De kernvraag blijft echter: wat is hier de graal? Wat is de moderne functie van de graal? En hoe brengen we een graal - wat dat dan ook zijn moge - in verband met een wereld die begint als een modern ziekenhuis waar mystiek en mythe vervangen zijn door wetenschap? Zonder antwoord op die vraag blijft ook het slot raadselachtig. Parsifal 'geneest' daar Amfortas traditioneel door aanraking met de 'heilige speer' (dat kan in die wereld blijkbaar ook), maar als hij dan, wijzend op Amfortas' bed-tent, 'Öffne den Schrein' zingt, gebeurt er niets. Vervolgens moeten we wachten tot hij een paar minuten later zelf de panelen openschuift waarop hij naar binnen gaat en aan het bed voelt. Terwijl hij dan naar achteren wegloopt, het toneel af, zien we een soort verzoeningsscène van Amfortas met een nu opeens blonde Kundry en terwijl Gurnemanz het lijk van Titurel in doeken wikkelt, wandelen die twee samen hand in hand aan de andere kant het toneel af. Op weg naar de ambtenaar van de burgerlijke stand? Waarom ook niet. Dat zagen wij twee jaar geleden in Amsterdam Salome en Jochanaan tenslotte ook doen. In een opera kan alles tegenwoordig.

In hoeverre de enscenering doorwerkt op de muzikale aspecten, is altijd moeilijk in te schatten, maar een feit is dat vooral het lange, bijna vijf kwartier durende eerste tafereel in deze ziekenhuissetting wat brokkelig overkomt en dat voor de muziek hetzelfde geldt, zij het minder sterk. Het probleem is dat Pappano niet echt met autoriteit en met consequent volgehouden tempi de lange lijnen doortrekt. Mogelijk onder invloed van het toneelbeeld brengt hij lichte tempovariaties aan, minder sterk dan Barenboim in 1990 met zijn opname voor Teldec, maar wel met ook hier eenzelfde resultaat.
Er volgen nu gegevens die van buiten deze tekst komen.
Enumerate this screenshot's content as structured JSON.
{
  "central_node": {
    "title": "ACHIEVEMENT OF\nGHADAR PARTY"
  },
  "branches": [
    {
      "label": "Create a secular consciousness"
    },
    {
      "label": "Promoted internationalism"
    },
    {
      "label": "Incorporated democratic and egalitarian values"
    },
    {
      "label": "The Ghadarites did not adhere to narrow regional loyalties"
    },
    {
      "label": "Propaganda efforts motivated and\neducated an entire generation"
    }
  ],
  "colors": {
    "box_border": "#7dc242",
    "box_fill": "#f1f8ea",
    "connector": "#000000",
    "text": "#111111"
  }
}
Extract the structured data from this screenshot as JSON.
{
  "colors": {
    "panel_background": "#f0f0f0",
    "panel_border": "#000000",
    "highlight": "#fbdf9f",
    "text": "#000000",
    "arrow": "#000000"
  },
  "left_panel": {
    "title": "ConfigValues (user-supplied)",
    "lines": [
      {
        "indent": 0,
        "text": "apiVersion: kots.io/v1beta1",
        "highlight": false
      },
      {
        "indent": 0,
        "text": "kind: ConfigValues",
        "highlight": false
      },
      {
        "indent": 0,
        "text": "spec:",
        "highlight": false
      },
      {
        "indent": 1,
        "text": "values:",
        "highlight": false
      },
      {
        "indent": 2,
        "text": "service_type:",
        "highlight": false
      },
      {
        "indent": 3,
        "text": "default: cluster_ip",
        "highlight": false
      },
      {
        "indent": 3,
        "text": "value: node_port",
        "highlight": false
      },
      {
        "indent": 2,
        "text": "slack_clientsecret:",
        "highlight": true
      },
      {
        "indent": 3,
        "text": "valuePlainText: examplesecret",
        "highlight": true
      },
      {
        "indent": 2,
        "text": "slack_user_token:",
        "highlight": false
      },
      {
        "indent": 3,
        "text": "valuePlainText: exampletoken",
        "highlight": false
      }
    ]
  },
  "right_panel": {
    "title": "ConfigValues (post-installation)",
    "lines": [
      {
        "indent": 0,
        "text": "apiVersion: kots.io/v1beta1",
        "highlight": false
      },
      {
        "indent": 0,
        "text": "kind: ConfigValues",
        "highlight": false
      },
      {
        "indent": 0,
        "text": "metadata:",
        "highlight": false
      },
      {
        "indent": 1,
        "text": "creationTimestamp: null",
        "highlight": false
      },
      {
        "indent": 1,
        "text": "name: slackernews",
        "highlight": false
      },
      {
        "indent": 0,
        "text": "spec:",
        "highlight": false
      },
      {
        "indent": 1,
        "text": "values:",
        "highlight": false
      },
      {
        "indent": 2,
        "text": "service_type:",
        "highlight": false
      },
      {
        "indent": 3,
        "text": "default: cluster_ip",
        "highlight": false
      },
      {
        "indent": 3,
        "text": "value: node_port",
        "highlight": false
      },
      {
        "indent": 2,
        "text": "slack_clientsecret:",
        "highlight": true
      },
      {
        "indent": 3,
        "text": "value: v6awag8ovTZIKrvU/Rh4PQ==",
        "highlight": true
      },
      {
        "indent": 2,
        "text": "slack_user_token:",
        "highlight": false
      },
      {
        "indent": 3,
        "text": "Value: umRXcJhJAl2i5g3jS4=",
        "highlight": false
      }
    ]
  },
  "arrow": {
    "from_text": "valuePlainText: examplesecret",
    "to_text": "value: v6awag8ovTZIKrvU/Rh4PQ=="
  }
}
Zoeken naar dramatische spanning door een bepaald soort levendigheid op basis van tempovariaties werkt vooral in de lange scènes met Gurnemanz. Daar ligt het geheim in het vasthouden van zo lang mogelijk uitdijende spanningsbogen. De beide 'tempelscènes' en het tweede bedrijf liggen daarentegen dichter bij de conventionele operadramatiek en hier scoort Pappano overduidelijk met een orkest dat hem op zijn wenken bedient en dat qua klank ook alles in huis heeft waar deze partituur om vraagt.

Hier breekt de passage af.